Iwama et al. showed that enforced PU.1 expression and impaired CEBP function promoted Langerhans cell differentiation from myeloid progenitor cells.42
While the interaction of CEBP and PU.1 in interdigitating dendritic cell differentiation is not well established, the heterogeneous expression of CEBPβ coupled with the high level of PU.1 is consistent with the high incidence of tumors with Langerhans cell and interdigitating dendritic cell differentiation in our series.
The down-regulation of PAX5
is crucial for loss of B-cell identity.33
Somatic mutations of PAX5 have been described in diffuse large B-cell lymphomas.43
However, in a recent study, no somatic mutations of PAX5
were identified in two cases of histiocytic sarcoma transformed from B-cell lymphoma.44
Due to the limited quantity of microdissected DNA from paraffin embedded tissue, we could not perform genomic PCR to assess somatic mutations of PAX5
in the current study.
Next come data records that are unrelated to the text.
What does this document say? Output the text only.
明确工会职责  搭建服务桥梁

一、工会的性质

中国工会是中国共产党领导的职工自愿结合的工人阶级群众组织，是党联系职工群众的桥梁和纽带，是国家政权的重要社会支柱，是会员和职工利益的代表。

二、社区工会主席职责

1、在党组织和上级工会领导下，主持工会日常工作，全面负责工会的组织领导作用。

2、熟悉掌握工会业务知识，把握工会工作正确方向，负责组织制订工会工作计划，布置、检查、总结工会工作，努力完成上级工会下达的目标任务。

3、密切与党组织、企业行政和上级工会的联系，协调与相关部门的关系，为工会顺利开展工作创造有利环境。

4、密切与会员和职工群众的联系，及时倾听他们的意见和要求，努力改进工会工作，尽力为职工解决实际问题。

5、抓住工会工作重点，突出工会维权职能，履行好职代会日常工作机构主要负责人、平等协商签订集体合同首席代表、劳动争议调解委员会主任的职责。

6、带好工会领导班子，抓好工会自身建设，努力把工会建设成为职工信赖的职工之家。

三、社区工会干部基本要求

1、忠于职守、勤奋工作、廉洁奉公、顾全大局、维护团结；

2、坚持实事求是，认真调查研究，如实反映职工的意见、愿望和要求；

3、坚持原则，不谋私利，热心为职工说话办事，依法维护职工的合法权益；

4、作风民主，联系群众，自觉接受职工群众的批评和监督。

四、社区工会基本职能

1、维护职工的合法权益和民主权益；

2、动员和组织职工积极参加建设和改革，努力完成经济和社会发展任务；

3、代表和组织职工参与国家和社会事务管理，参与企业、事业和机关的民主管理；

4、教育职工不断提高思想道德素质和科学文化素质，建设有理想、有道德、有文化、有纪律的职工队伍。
Inhibition of PAX5
may also be caused by chromosomal changes. However, changes in chromosome 9p13 (PAX5
gene locus) were not identified by comparative genomic hybridization by Fraser et al.14
Given that PAX5
can be suppressed by multiple transcription factors, including CEBPβ. it is likely that the initial genetic event leading to transdifferentiation of CLL/SLL involves genes other than PAX5
In our series, the most common cytogenetic changes associated with CLL, such as deletion 13q, deletion 11q, deletion 6q, and trisomy 12 were not present in the CLL/SLL cells by FISH in the 6 cases studied. Fraser et al. reported trisomy 12 in both the CLL/SLL and interdigitating dendritic cell sarcoma in their case, representing case 5 in our series.14
In contrast, there were two cases of CLL/SLL with 17p13 deletion, an incidence (33%) higher than expected for de novo CLL/SLL. 17p abnormalities were also very common in the histiocytic/dendritic sarcomas, identified in 5/6 cases studied (83%). These findings suggest that chromosome 17p abnormalities may be a potential risk factor for transformation of CLL/SLL. 17p deletions are uncommon in de novo CLL/SLL, but when detected are associated with a more aggressive clinical course.45–46
The two cases with 17p13 deletion in the CLL/SLL component cells (cases 3 and 7) were stained for p53. TP53 was over expressed in the histiocytic/dendritic tumors in both cases, but in the CLL/SLL cells only in one case.
In summary, we extend the spectrum of histiocytic and dendritic cell sarcomas that may be associated with B-cell neoplasms. In CLL/SLL most secondary neoplasms show evidence of interdigitating dendritic cell differentiation, with only rare tumors composed of cells with features of mature histiocytes or macrophages. Larger series with special emphasis on the clinical course and treatment response are needed to better understand the response to different treatment strategies.